N-grams — frequency lists of multiword expressions (MWEs) or lexical bundles
The n-gram tool produces frequency lists of sequences of tokens. N-grams are also called multi-word expressions (or MWEs) or lexical bundles. The user has a choice of filtering options including regular expressions to specify in detail which n-grams should have their frequency generated. N-grams can be generated on any attribute with word and lemma being the most frequently used ones.
How to use n-grams
Hover the mouse over icons, controls and other elements to display the tooltips. Click the highlighted words to learn bout the functions and settings.
How do n-grams work?
N-grams are composed of tokens, this is why don’t like is a trigram and will be displayed as do n’t like. (In a concordance, don’t will be displayed without a space but also treated as two tokens.)
The result can be limited by minimum and maximum frequency. By default, low-frequency n-grams are excluded. Use the advanced tab to change this.

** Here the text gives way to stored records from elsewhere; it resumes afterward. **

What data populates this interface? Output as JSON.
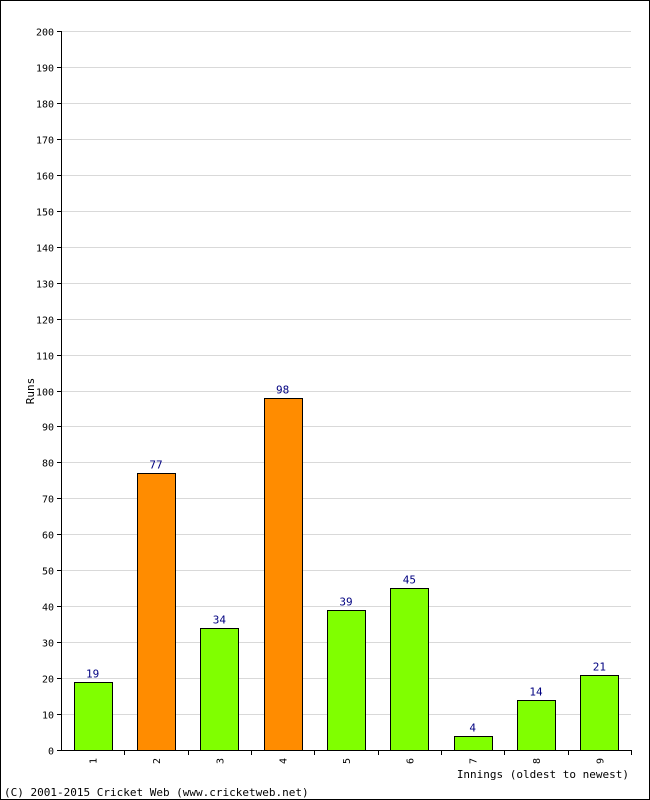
{
  "chart_data": {
    "type": "bar",
    "ylabel": "Runs",
    "xlabel": "Innings (oldest to newest)",
    "ylim": [
      0,
      200
    ],
    "ytick_step": 10,
    "grid": true,
    "categories": [
      "1",
      "2",
      "3",
      "4",
      "5",
      "6",
      "7",
      "8",
      "9"
    ],
    "values": [
      19,
      77,
      34,
      98,
      39,
      45,
      4,
      14,
      21
    ],
    "highlight": [
      false,
      true,
      false,
      true,
      false,
      false,
      false,
      false,
      false
    ],
    "colors": {
      "normal": "#80ff00",
      "highlight": "#ff8c00",
      "label": "#000080",
      "grid": "#d9d9d9"
    }
  },
  "footer": "(C) 2001-2015 Cricket Web (www.cricketweb.net)"
}
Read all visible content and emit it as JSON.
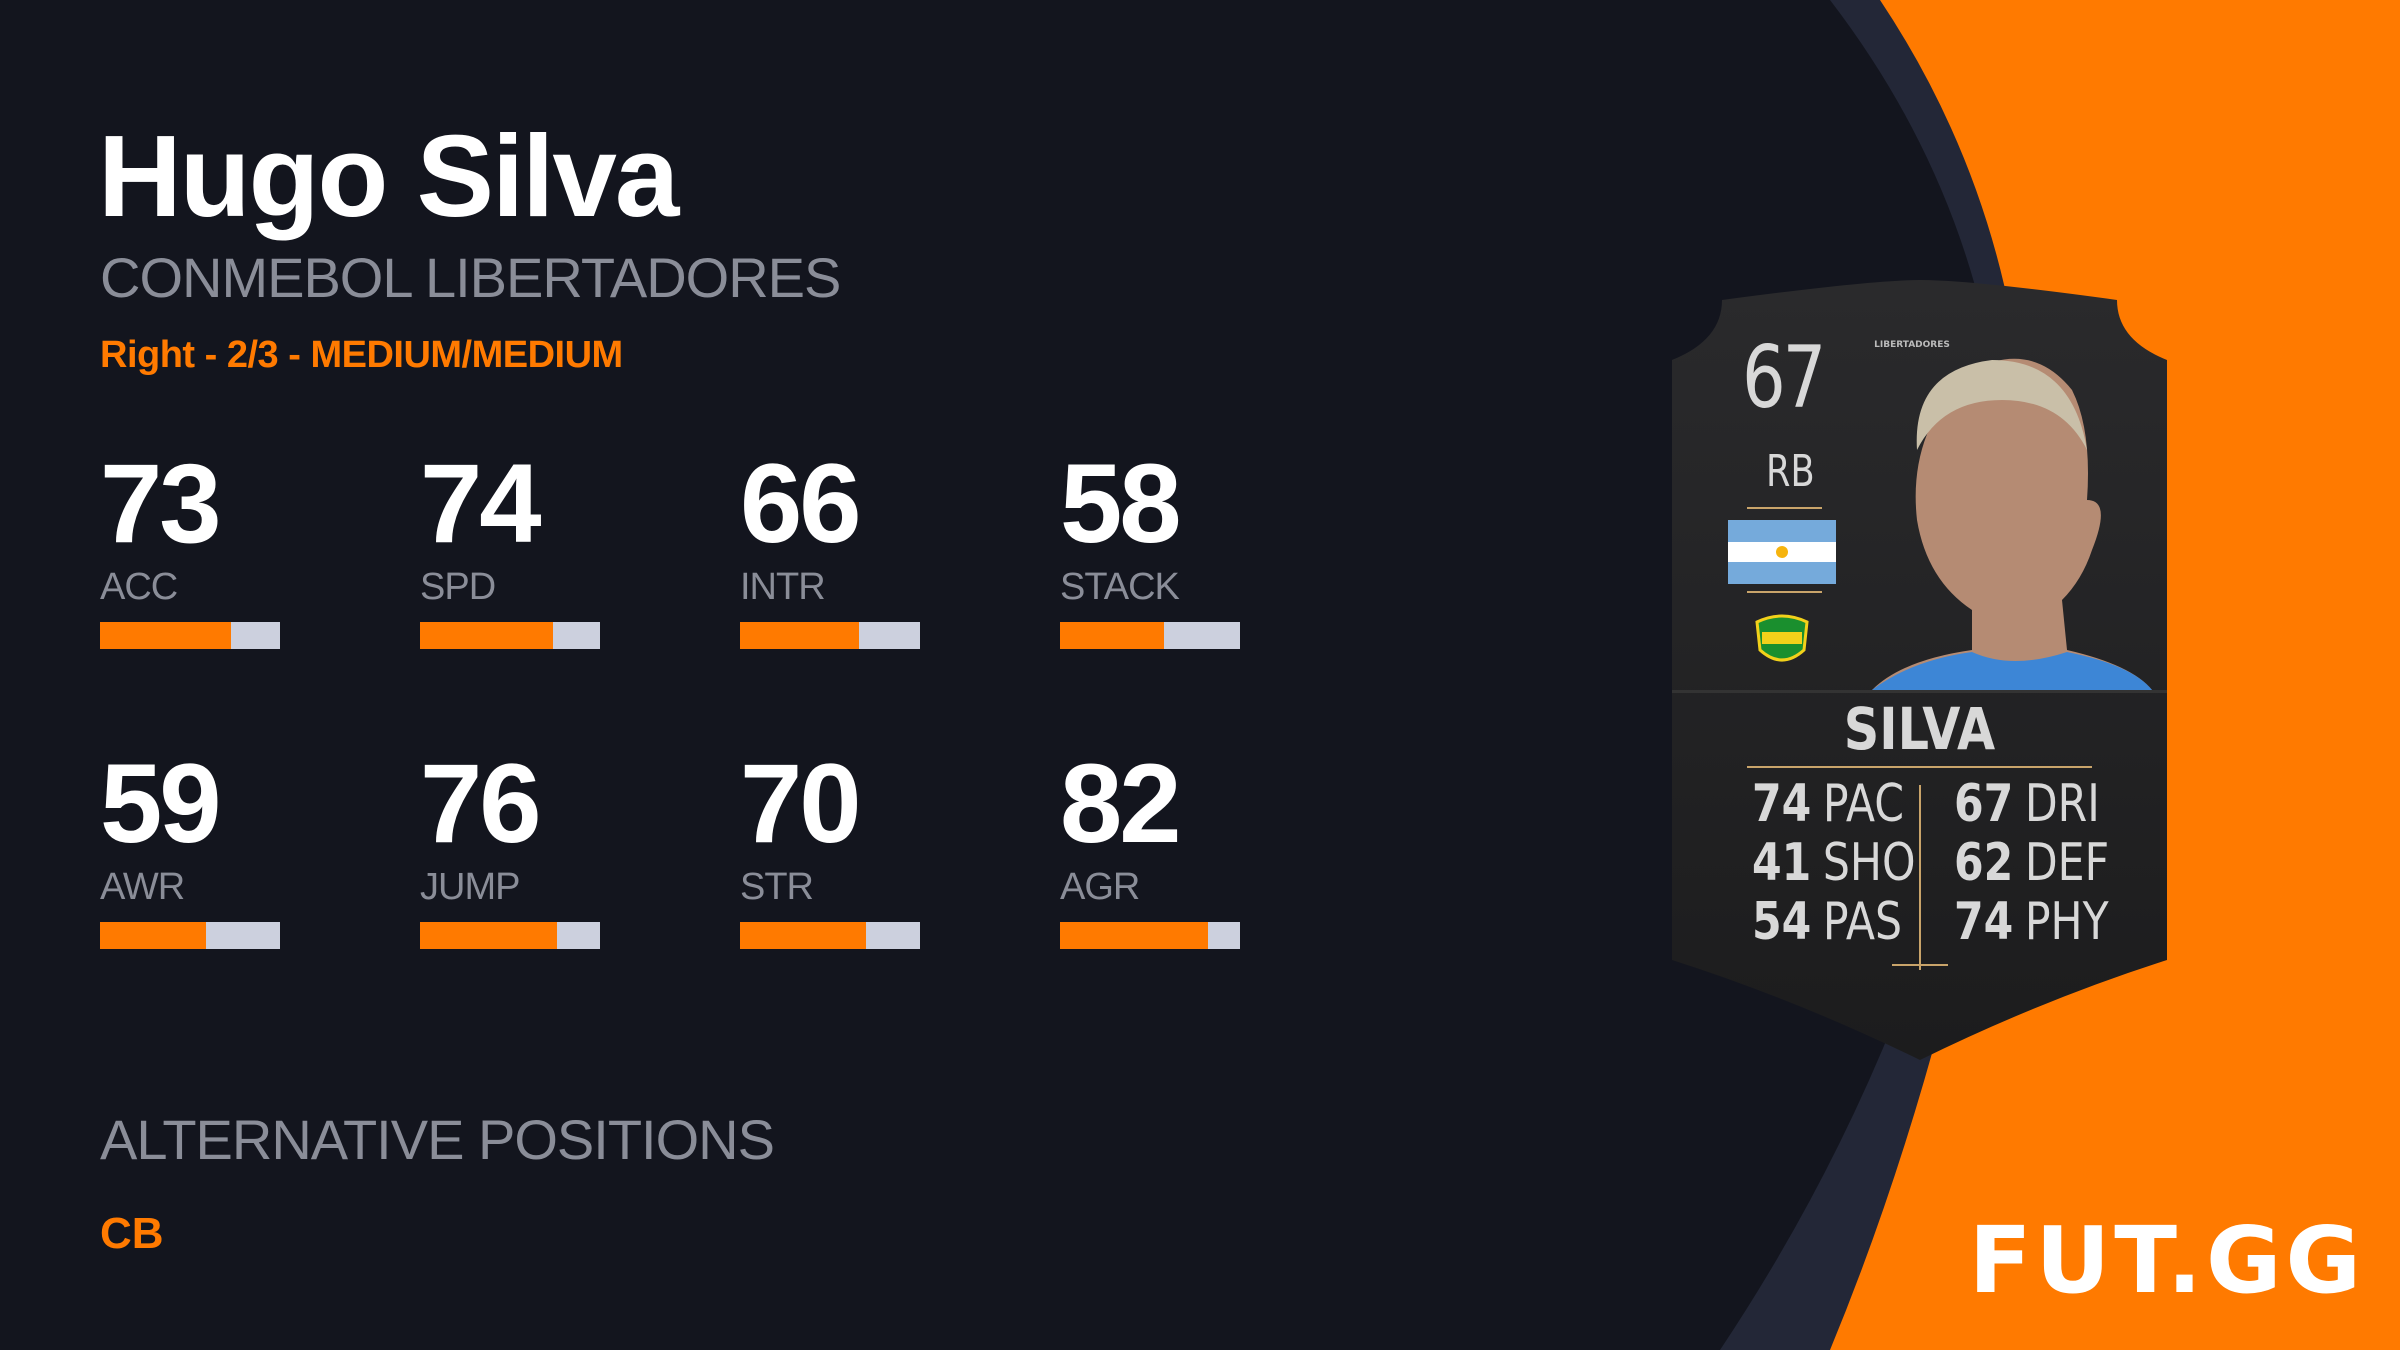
{
  "player": {
    "name": "Hugo Silva",
    "version": "CONMEBOL LIBERTADORES",
    "attributes_line": "Right - 2/3 - MEDIUM/MEDIUM"
  },
  "stats": [
    {
      "label": "ACC",
      "value": "73",
      "fill": 0.73
    },
    {
      "label": "SPD",
      "value": "74",
      "fill": 0.74
    },
    {
      "label": "INTR",
      "value": "66",
      "fill": 0.66
    },
    {
      "label": "STACK",
      "value": "58",
      "fill": 0.58
    },
    {
      "label": "AWR",
      "value": "59",
      "fill": 0.59
    },
    {
      "label": "JUMP",
      "value": "76",
      "fill": 0.76
    },
    {
      "label": "STR",
      "value": "70",
      "fill": 0.7
    },
    {
      "label": "AGR",
      "value": "82",
      "fill": 0.82
    }
  ],
  "alternative_positions": {
    "heading": "ALTERNATIVE POSITIONS",
    "value": "CB"
  },
  "card": {
    "rating": "67",
    "position": "RB",
    "league_logo_text": "LIBERTADORES",
    "nation_flag": "argentina-flag",
    "club_badge": "defensa-y-justicia-badge",
    "name": "SILVA",
    "left_stats": [
      {
        "value": "74",
        "label": "PAC"
      },
      {
        "value": "41",
        "label": "SHO"
      },
      {
        "value": "54",
        "label": "PAS"
      }
    ],
    "right_stats": [
      {
        "value": "67",
        "label": "DRI"
      },
      {
        "value": "62",
        "label": "DEF"
      },
      {
        "value": "74",
        "label": "PHY"
      }
    ]
  },
  "brand": {
    "logo": "FUT.GG",
    "accent": "#ff7a00",
    "background": "#13151e"
  }
}
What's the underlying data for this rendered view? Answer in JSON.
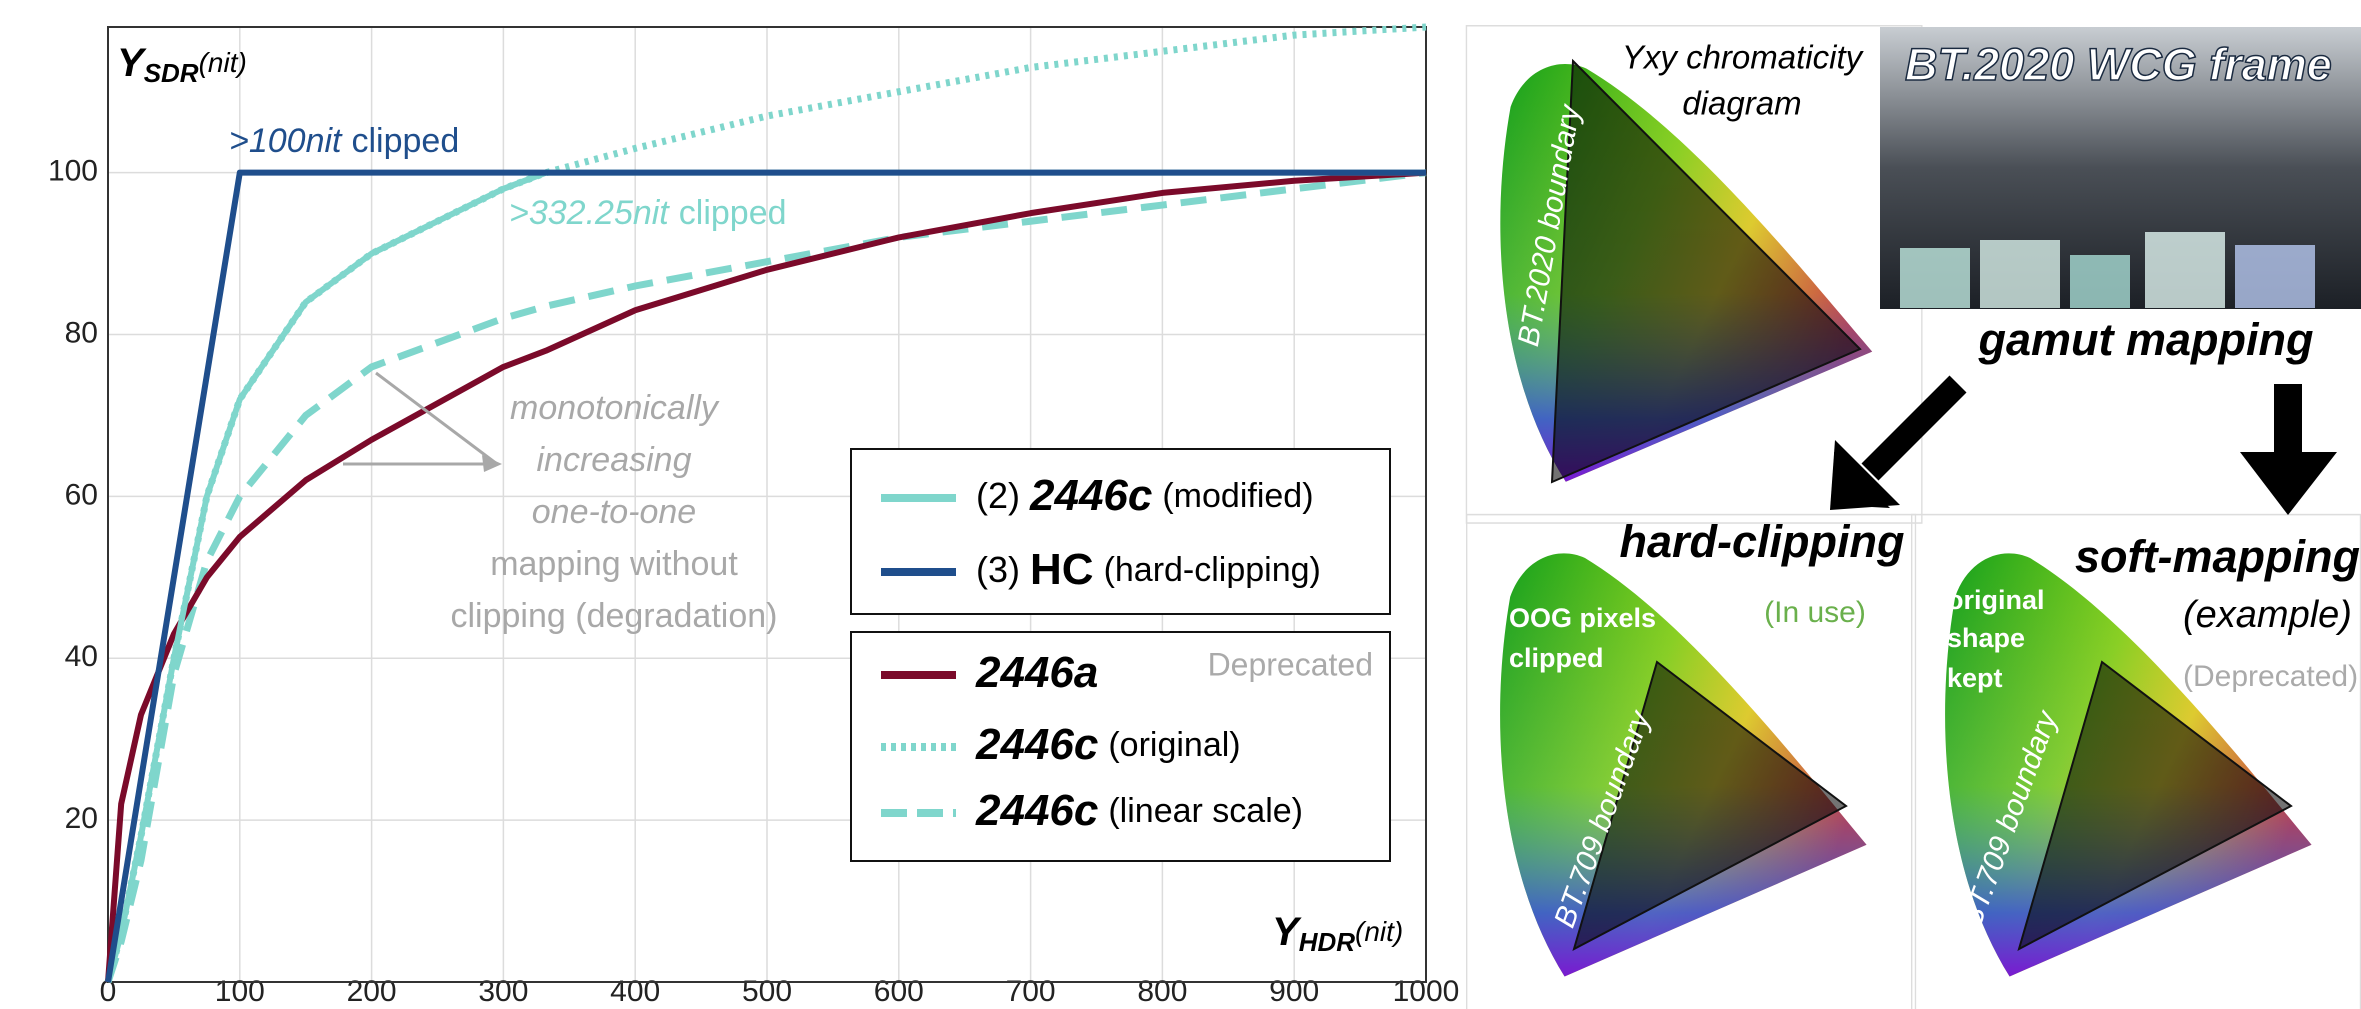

Regular expressions can be used to define complex criteria for the n-grams that should be included in the frequency list. When using regular expressions, the whole n-gram is treated as one continuous sequence of characters which also includes spaces.
There are two versions of the starting, ending and containing filters. One for filtering by characters (letters) appearing anywhere inside an n-gram and one for filtering by complete words, i.e. what is found between two spaces.
When generating n-grams from very large corpora, only the first 1 billion tokens from the corpus are used for generating the n-gram list. If the corpus is larger, the rest of the corpus will not be reflected. This is a technical limitation which cannot be overcome. An n-gram list generated from the whole corpus can be produced at a fee. Contact Sketch Engine.
Requirements for the n-grams to work well
N-grams will work with any corpus as long as it is tokenized. Lemma or tag n-grams will only be available for lemmatized and tagged corpora. Tokenization, lemmatization and tagging are carried out automatically upon uploading files to Sketch Engine provided the language is supported.
Speed and corpus size
Sketch Engine is designed specifically to handle very large corpora with speed. Generating an n-gram list is a matter of a second or two. Wordlists from large multi-billion-word corpora can take several seconds to complete. The use of very complex regular expressions may slow the process down considerably.